Bu makalede, Tam Tahıl Tüketici Analizleri Anketi’nin bulgularını ele alarak, tam tahıl ürünlerinin çeşitliliği ve erişilebilirliğinin artırılmasının, tüketim oranlarını nasıl önemli ölçüde yükseltebileceğini ortaya koymaya çalışıyoruz. Makale, siyez, karabuğday ve teff gibi çeşitli tam tahıl unlarının benzersiz özelliklerini ve bunların küresel mutfaklardaki artan popülaritesini ele alıyor. Ayrıca, tam tahıl alımının ekonomik ve sağlık faydalarını tartışarak, inovatif tam tahıl ürünlerinin tüketici taleplerini karşılama ve dünya genelinde daha sağlıklı beslenme alışkanlıklarını teşvik etme potansiyelini inceliyoruz. 

İnsanların daha fazla tam tahıl tüketmesine yardımcı olmak için ne gerekiyor? Heyecan verici yeni un çeşitleri bu sorunun cevabı olabilir. Boston merkezli bir sivil toplum kuruluşu olan Oldways’in bir programı olan Whole Grains Council (WGC) tarafından yayınlanan ve Amerikalı tüketicileri kapsayan altı aylık bir araştırma olan 2023 Tam Tahıl Tüketici Analizi Anketi’ne göre, süpermarketlerde tam tahıl ürünlerinin çeşitliliğini ve erişilebilirliğini artırmak için gıda ortamını değiştirmek, insanları daha fazla tam tahıl tüketmeye teşvik etmenin en iyi yollarından biri. Bu, tam tahıl ürünlerinin maliyetini düşürmenin ardından gelen ikinci en etkili yöntem.

Bugün, piyasada her zamankinden daha fazla tam tahıllı un bulunuyor. Bu lezzet dolu, besleyici unlar modern marketlerde neredeyse her reyonda yer alıyor. Dünyanın dört bir yanında tüketiciler, kepekli fettucini’den Hint chapatti’sine ve karabuğday unundan yapılan Japon soba noodle’larına kadar küresel çapta tam tahıllara erişebiliyor.

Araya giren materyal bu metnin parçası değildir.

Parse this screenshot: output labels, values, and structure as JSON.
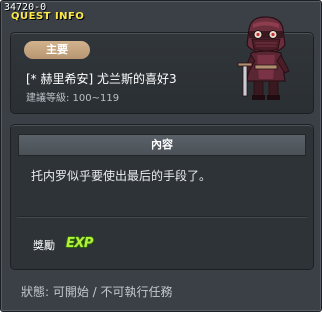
{
  "window": {
    "quest_id": "34720-0",
    "title": "QUEST INFO"
  },
  "quest": {
    "type_badge": "主要",
    "name": "[* 赫里希安] 尤兰斯的喜好3",
    "level_requirement": "建議等級: 100~119",
    "portrait_icon": "masked-hunter-npc-icon"
  },
  "content": {
    "section_title": "內容",
    "description": "托内罗似乎要使出最后的手段了。"
  },
  "reward": {
    "label": "獎勵",
    "exp_icon_text": "EXP"
  },
  "status": {
    "text": "狀態: 可開始 / 不可執行任務"
  },
  "colors": {
    "title": "#ffe94a",
    "badge": "#c8a882",
    "exp": "#b6f03a"
  }
}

Yakın zamana kadar, alternatif tahıllar ve tam tahıllı unlar çoğu ana akım gıda üreticisi ve fırıncı için keşfedilmemiş bir alandı. Ancak bugün, yenilikçi üreticiler bu lezzet unlarının yıldızının parlamasına izin veriyor. Siyez unu gibi eski buğday unları, hamurlara ve hamura her zaman önemli olan yapıyı ve glüteni sağlayarak en öngörülebilir pişirme davranışına imkan veriyor. Bu unlar, unlu mamullere hoş bir lezzet katıyor. Karabuğday sağlam ve doğaldır ve eriştelerin yanı sıra krep gibi ürünler için de çok uygundur. Öte yandan, teff unu kakao esintileri taşır ve lezzetli glutensiz kek ve kurabiyeler için idealdir. Yulaf unu, şekerli tereyağı tadı ile hafif bir aromaya sahiptir; kahverengi pirinç unu ise hafifçe karameli andırır. Sorgum unu ise tatlı, neredeyse mısır tadında olmasıyla dikkat çeken bir diğer popüler alternatif un çeşididir. 

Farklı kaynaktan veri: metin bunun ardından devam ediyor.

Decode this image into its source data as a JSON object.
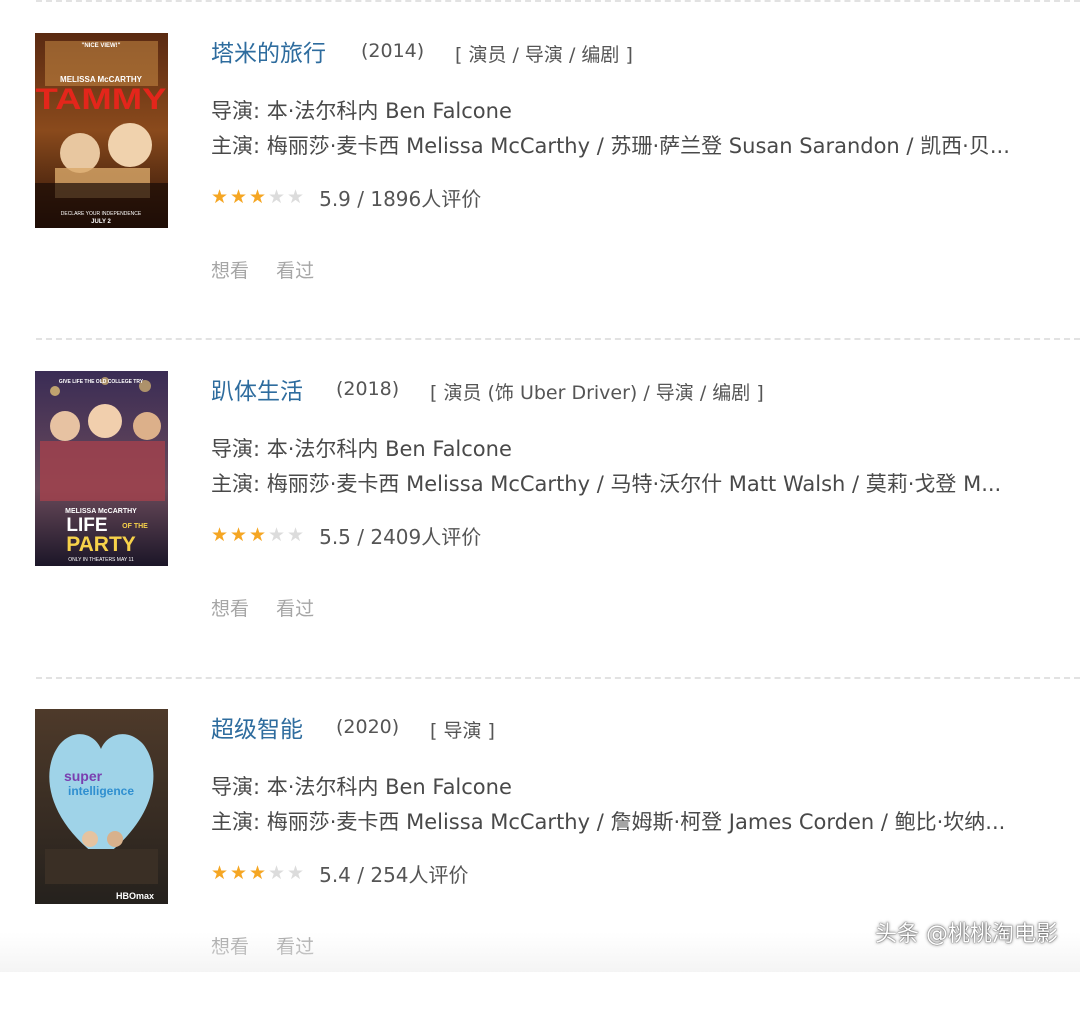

Bu unlarla çalışırken unutulmaması gereken en önemli şey, bunların birbirinin yerine kullanılamayacağıdır. Her biri sofraya kendi karakterini ve güçlü yanlarını getirir. Washington Eyalet Üniversitesi ekmek laboratuvarının eski direktörü Dr. Stephen Jones, bu gerçeği, “Parçalanan ve ağızda eriyen kurabiyeler için zayıf protein mi istiyorsunuz? O çeşit, kabarık, gözenekli sandviç ekmeği veya kuru erişte için yeterince güçlü proteine sahip olmayacaktır. Her kategoride buğdayların büyük ölçüde aynı olduğunu kabul ettiğimizde karmaşıklık ve uzlaşma ortaya çıkar; ancak tüm ekmekler, tüm hamur işleri veya tüm erişteler aynı değildir.” Sözleriyle dile getiriyor.

Tam tahıllı un seçeneklerinin yaygınlaşması, özellikle Amerikalı tüketiciler arasında net bir talebe cevap veriyor. WGC anketine katılanların üçte birinden fazlası (%39) son beş yıl içinde daha fazla tam tahıllı ürün tüketmeye başladıklarını ifade ediyor. Tam tahıllar marketlerde daha popüler hale geliyor. Tüketicilerin yüzde 26’sı neredeyse her zaman market alışverişlerinde tam tahılları tercih ettiklerini belirtiyor. Yeterince tam tahıl alıp almadıkları sorulduğunda, tüketicilerin %77’si tüketimlerini artırmaları gerektiğini düşündüklerini beyan ediyor. Tüketicilerin, tam tahılların sağlıklı bir vücudun korunmasında ve kronik hastalıkların önlenmesinde oynadığı kilit rolü anladıkları açıkça görülüyor. Araştırmalar, Amerika’da tam tahıl alımının önerilen seviyelere çıkarılması halinde (günde 2,24 ons tam tahıl eşdeğeri artış), kalp-damar hastalıkları riskinin azalmasından kaynaklanan tahmini doğrudan tıbbi maliyet tasarrufunun yıllık 21,9 milyar dolar olacağını gösteriyor. Diğer bölgelerde yapılan benzer çalışmalarda da benzer sağlık maliyeti tasarrufları görülmekte olup, tam tahıl alımının nüfus genelinde artırılmasının dünyanın dört bir yanındaki toplumlar için önemli bir ekonomik fırsat sunduğunu ortaya koymaktadır.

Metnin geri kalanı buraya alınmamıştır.